Quando a decisão passa pelo acolhimento, inicia-se o caminho de integração da criança ou jovem, que não só implica a instituição e a criança, mas também a família. Na perspetiva da Oficina S. José, é importante que a família tenha confiança naquilo que está a ser feito. Esta será a base para que o Plano Socioeducativo Individual seja um sucesso e não fique condenado ao fracasso. 

Para nós, aquilo que é determinante é a família ter confiança no que está a ser feito. Porque tendo confiança no que está a ser feito sabemos que o jovem mesmo que vá a casa aos fins de semana, ele vai regressar. Sabemos que quando se define o Plano Socioeducativo Individual, a família vai fazer um esforço naquilo que é a sua parte de participação neste processo e neste projeto, vai fazer o melhor que pode. Portanto, é difícil a família não alinhar com o que está perspetivado. Se a família não se envolver e se o jovem não se envolver, o Plano Socioeducativo Individual está condenado ao fracasso. Tem de ser um processo, onde a envolvência da família e do jovem são fundamentais.

«Devíamos dar a cada criança, aquilo que cada criança precisa. Dar a cada jovem, aquilo que cada jovem precisa.»

Além da família, há outro agente crucial na educação e desenvolvimento desta criança ou jovem acolhido: a escola.  Serafim explica que a Oficina S. José tem uma ligação direta com a escola, aliás, que não poderia ser de outra forma, porque a educação destas crianças e jovens é responsabilidade de toda a comunidade, das escolas e não apenas da instituição. 

A educação destas crianças e jovens não pode só ficar à responsabilidade da Oficina de S. José. Se assim fosse, não correria bem. É uma responsabilidade de toda a comunidade e as escolas têm esta responsabilidade também, de participarem nesta educação. E, felizmente, nós temos uma ótima relação com as escolas da nossa esfera da comunidade. Os diretores de escola, professores das escolas, diretores de turma são visitas assíduas à nossa casa, nas nossas festas e, portanto, com frequência vão lá a casa e estão connosco. Por isso, esta relação, ou seja, mais uma vez a questão da relação que é fundamental para a descoberta de novos caminhos

Neste contexto educativo, a Instituição defende que o ensino deveria apostar na individualização. Primeiro, porque é mais fácil um professor trabalhar com uma turma de 15, do que com uma turma de 24, ou de 28. Depois, porque centrar a educação conforme as necessidades de cada um pode, efetivamente, aumentar o sucesso futuro daquela criança ou jovem. Tal como a Oficina de S. José gosta de olhar para cada criança, reconhecer-lhe as fragilidades e potencialidades, para que possa perspetivar-lhe um futuro, a escola deveria ter a capacidade de o fazer também. 

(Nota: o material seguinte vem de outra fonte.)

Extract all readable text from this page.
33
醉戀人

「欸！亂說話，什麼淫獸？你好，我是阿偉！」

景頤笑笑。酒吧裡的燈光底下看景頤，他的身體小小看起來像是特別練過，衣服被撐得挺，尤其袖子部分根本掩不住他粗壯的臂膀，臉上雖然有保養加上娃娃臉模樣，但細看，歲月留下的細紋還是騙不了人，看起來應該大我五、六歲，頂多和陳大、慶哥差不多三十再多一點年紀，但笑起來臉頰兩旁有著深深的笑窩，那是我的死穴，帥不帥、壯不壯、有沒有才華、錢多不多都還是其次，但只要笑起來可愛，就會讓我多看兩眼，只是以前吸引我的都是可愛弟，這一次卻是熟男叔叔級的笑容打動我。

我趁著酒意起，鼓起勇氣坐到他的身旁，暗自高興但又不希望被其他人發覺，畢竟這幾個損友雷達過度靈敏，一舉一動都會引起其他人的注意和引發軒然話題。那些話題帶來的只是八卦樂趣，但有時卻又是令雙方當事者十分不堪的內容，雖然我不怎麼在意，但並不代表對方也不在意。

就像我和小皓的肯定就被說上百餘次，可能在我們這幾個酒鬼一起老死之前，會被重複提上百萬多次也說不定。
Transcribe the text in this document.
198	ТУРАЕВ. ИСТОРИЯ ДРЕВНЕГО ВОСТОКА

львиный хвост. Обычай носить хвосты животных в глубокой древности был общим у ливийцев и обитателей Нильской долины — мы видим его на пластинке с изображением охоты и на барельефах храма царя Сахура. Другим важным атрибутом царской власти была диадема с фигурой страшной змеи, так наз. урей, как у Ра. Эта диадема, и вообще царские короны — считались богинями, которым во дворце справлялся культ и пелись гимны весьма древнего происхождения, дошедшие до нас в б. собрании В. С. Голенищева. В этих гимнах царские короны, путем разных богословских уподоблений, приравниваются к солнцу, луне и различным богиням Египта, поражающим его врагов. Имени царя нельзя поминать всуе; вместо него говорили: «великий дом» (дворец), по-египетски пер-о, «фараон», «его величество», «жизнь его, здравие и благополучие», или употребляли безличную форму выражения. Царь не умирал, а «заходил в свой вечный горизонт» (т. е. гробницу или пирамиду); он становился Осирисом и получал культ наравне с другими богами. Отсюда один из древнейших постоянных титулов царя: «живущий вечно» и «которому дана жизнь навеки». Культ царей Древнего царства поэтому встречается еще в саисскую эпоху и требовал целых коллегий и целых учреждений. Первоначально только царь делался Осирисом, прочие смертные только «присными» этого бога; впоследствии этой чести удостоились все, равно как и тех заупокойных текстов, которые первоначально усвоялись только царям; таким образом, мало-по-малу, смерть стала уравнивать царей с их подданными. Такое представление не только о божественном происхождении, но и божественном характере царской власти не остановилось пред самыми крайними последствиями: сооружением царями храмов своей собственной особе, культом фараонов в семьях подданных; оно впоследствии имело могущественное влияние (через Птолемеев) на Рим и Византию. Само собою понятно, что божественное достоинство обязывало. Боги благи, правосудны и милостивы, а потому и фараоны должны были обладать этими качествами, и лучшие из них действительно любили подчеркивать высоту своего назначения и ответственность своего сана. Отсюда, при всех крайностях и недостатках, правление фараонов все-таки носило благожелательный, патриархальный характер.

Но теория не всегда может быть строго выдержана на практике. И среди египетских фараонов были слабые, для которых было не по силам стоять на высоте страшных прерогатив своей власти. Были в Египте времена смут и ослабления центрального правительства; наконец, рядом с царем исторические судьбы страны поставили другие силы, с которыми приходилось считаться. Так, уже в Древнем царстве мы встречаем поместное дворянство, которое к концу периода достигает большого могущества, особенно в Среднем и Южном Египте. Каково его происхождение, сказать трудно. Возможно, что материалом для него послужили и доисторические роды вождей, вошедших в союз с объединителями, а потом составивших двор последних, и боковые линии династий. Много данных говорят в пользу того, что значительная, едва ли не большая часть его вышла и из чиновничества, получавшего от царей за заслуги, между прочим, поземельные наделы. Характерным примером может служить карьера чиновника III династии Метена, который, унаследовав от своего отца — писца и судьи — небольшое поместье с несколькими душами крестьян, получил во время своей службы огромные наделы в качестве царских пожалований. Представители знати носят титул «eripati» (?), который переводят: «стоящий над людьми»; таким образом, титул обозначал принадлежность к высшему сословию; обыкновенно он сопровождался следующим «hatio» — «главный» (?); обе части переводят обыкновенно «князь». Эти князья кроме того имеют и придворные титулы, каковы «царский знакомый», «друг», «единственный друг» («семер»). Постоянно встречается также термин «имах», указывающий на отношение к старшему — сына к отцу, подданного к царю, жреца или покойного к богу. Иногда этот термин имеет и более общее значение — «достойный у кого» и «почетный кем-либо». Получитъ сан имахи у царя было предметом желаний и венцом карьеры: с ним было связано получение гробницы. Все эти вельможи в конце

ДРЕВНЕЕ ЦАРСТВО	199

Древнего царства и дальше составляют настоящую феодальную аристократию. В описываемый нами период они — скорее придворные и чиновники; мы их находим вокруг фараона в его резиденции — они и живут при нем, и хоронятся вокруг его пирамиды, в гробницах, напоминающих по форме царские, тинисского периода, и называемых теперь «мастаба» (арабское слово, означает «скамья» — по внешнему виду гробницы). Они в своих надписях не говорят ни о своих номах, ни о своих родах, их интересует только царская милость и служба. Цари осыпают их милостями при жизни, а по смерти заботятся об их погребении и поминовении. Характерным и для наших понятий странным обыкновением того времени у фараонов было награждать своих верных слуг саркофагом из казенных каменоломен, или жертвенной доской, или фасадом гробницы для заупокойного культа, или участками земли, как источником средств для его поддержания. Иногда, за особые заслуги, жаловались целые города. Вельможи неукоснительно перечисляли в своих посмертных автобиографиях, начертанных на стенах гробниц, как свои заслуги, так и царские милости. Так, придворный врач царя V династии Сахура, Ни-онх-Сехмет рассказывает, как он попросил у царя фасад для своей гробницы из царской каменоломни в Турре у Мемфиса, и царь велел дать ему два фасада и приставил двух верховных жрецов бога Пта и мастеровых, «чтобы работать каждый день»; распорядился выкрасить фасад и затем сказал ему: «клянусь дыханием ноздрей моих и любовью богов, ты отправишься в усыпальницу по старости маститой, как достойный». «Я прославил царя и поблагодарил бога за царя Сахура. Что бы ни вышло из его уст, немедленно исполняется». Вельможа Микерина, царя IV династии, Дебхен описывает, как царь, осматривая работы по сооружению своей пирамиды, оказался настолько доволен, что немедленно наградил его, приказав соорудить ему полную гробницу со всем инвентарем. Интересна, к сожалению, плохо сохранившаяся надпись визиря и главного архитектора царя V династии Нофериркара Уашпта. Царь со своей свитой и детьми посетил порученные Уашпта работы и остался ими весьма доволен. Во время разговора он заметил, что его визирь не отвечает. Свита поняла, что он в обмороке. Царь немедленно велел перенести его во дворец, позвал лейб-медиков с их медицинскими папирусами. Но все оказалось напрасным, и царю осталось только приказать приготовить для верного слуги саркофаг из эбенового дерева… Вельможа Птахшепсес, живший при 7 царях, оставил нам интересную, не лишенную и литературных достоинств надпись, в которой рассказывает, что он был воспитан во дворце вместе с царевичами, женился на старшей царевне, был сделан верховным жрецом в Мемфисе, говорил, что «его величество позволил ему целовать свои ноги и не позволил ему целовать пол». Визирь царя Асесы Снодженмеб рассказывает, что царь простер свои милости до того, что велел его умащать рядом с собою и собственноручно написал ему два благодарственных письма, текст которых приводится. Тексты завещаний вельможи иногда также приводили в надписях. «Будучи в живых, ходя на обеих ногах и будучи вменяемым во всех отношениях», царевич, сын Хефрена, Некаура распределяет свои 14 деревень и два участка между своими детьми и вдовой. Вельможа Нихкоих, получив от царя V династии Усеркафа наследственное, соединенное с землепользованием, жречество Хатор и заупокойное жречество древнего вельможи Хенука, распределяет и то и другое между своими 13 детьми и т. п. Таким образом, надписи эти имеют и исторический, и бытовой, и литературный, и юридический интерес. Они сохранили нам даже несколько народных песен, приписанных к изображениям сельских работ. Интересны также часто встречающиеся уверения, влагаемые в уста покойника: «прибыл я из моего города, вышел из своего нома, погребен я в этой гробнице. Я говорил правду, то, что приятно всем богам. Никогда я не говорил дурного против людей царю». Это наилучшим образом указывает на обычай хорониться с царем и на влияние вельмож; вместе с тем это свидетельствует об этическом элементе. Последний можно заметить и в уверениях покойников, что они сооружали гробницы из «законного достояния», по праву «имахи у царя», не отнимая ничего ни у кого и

Devíamos dar a cada criança, aquilo que cada criança precisa. Dar a cada jovem aquilo que cada jovem precisa. E isso era verdadeiramente uma escola inclusiva. Mas também, isso é uma utopia. Temos de ser realistas. Agora devemos almejar chegar lá. Porque nós sentimos isso, por exemplo, com cada criança jovem, quando se fala no todo, nós gostamos de olhar para cada um. Sentamo-nos muitas vezes, nas reuniões que temos das equipas técnicas e educativa, a dialogar sobre o perfil de cada um destes jovens e ter aqui uma visão prospetiva do que é que pode ser este jovem, segundo aquilo que conhecemos: fragilidades e potencialidades. Isto, em termos de escola, eu percebo que a escola é muito massificada.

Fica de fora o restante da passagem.